Unlock drivers: deep squad management and unit customization; rewarding progression systems (class promotions, artifacts, tech tree); addictive gameplay loop of building and optimizing squads; variety of unit types and formations.
Squad Architect: Meticulously designs squads, experiments with class combinations, and min-maxes stats to create optimal unit compositions. Motivation: Optimizing squad compositions and unit builds through deep customization and theorycrafting. Stance: buy.
Nostalgic Tactician: Plays for nostalgic feel, appreciates retro pixel art and familiar mechanics, often comparing to classic SRPGs from childhood. Motivation: Reliving classic tactical RPG experiences and scratching the itch for games like Fire Emblem, Shining Force, and Ogre Battle.
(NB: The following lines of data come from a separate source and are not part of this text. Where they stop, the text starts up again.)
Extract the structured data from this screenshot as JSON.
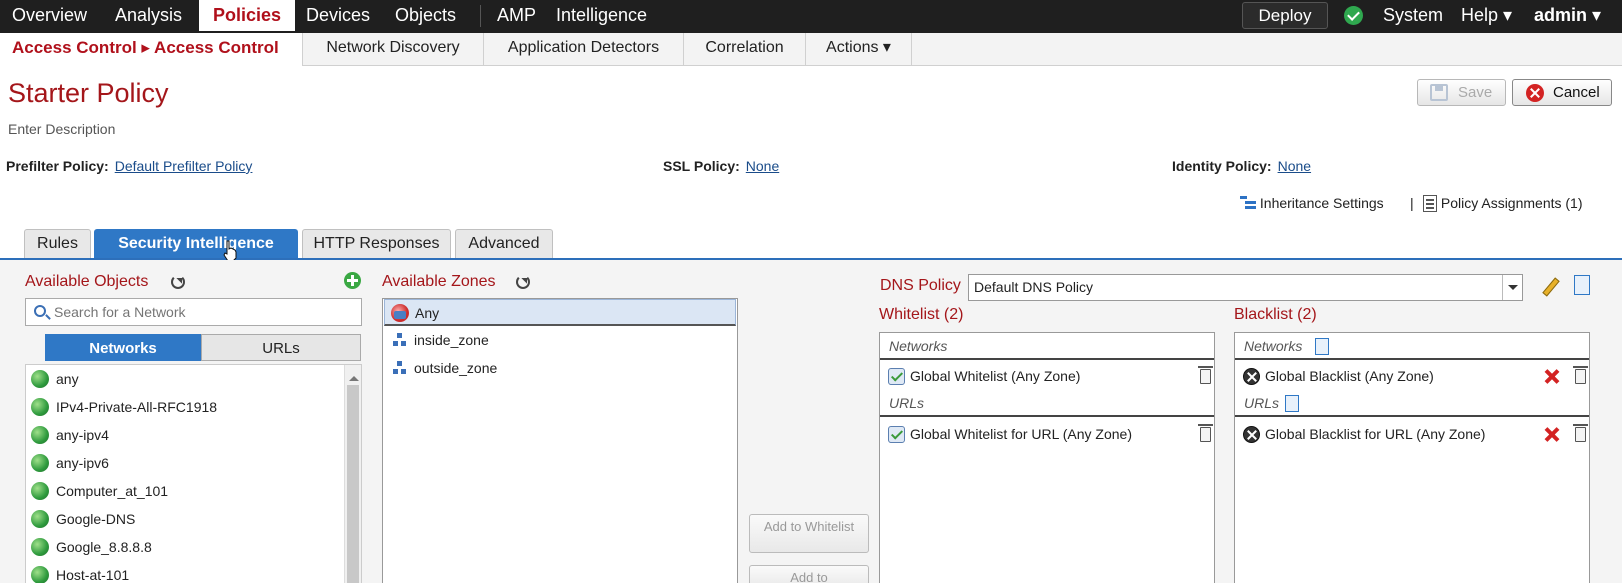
{
  "topnav": {
    "items": [
      "Overview",
      "Analysis",
      "Policies",
      "Devices",
      "Objects",
      "AMP",
      "Intelligence"
    ],
    "deploy": "Deploy",
    "system": "System",
    "help": "Help ▾",
    "user": "admin ▾"
  },
  "subnav": {
    "breadcrumb": "Access Control ▸ Access Control",
    "tabs": [
      "Network Discovery",
      "Application Detectors",
      "Correlation",
      "Actions ▾"
    ]
  },
  "policy": {
    "title": "Starter Policy",
    "description": "Enter Description",
    "save": "Save",
    "cancel": "Cancel",
    "prefilter_label": "Prefilter Policy:",
    "prefilter_value": "Default Prefilter Policy",
    "ssl_label": "SSL Policy:",
    "ssl_value": "None",
    "identity_label": "Identity Policy:",
    "identity_value": "None",
    "inheritance": "Inheritance Settings",
    "assignments": "Policy Assignments (1)",
    "separator": "|"
  },
  "tabs": [
    "Rules",
    "Security Intelligence",
    "HTTP Responses",
    "Advanced"
  ],
  "available_objects": {
    "title": "Available Objects",
    "search_placeholder": "Search for a Network",
    "seg_networks": "Networks",
    "seg_urls": "URLs",
    "items": [
      "any",
      "IPv4-Private-All-RFC1918",
      "any-ipv4",
      "any-ipv6",
      "Computer_at_101",
      "Google-DNS",
      "Google_8.8.8.8",
      "Host-at-101"
    ]
  },
  "available_zones": {
    "title": "Available Zones",
    "items": [
      "Any",
      "inside_zone",
      "outside_zone"
    ]
  },
  "add_buttons": {
    "whitelist": "Add to Whitelist",
    "blacklist": "Add to"
  },
  "dns": {
    "label": "DNS Policy",
    "value": "Default DNS Policy"
  },
  "whitelist": {
    "title": "Whitelist (2)",
    "networks_header": "Networks",
    "network_item": "Global Whitelist (Any Zone)",
    "urls_header": "URLs",
    "url_item": "Global Whitelist for URL (Any Zone)"
  },
  "blacklist": {
    "title": "Blacklist (2)",
    "networks_header": "Networks",
    "network_item": "Global Blacklist (Any Zone)",
    "urls_header": "URLs",
    "url_item": "Global Blacklist for URL (Any Zone)"
  }
}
Stance: buy.
Challenge Seeker: Plays on hardest difficulty with permadeath, tests strategic limits, and seeks a demanding tactical experience that rewards careful planning. Motivation: Seeking a demanding tactical challenge that tests strategic depth and decision-making under pressure. Stance: buy.
Steam Deck: The game is largely playable on Steam Deck with native support and good performance, but a notable minority experience crashes, and one user reports small text as an issue. The small text issue alone places the experience in the 'Tinkering Required' band, and the crash reports, while not frequent enough to classify as 'Broken', add friction.
Linux and Proton: Works Well
Monetization: The game uses a traditional one-time purchase model with optional DLC expansions. No microtransactions, pay-to-win elements, or aggressive monetization are present. The only negative feedback concerns DLC content value, which does not indicate predatory practices.
External guides: The primary user complaints revolve around the need for external guides and wikis to understand complex mechanics, hidden systems, and achievement requirements. The game's tutorial is insufficient, and many details are not explained in-game, forcing players to rely on external instructional data. No evidence of farming, inventory management, or navigation issues was found, placing the feedback in Tier 3 (The Student).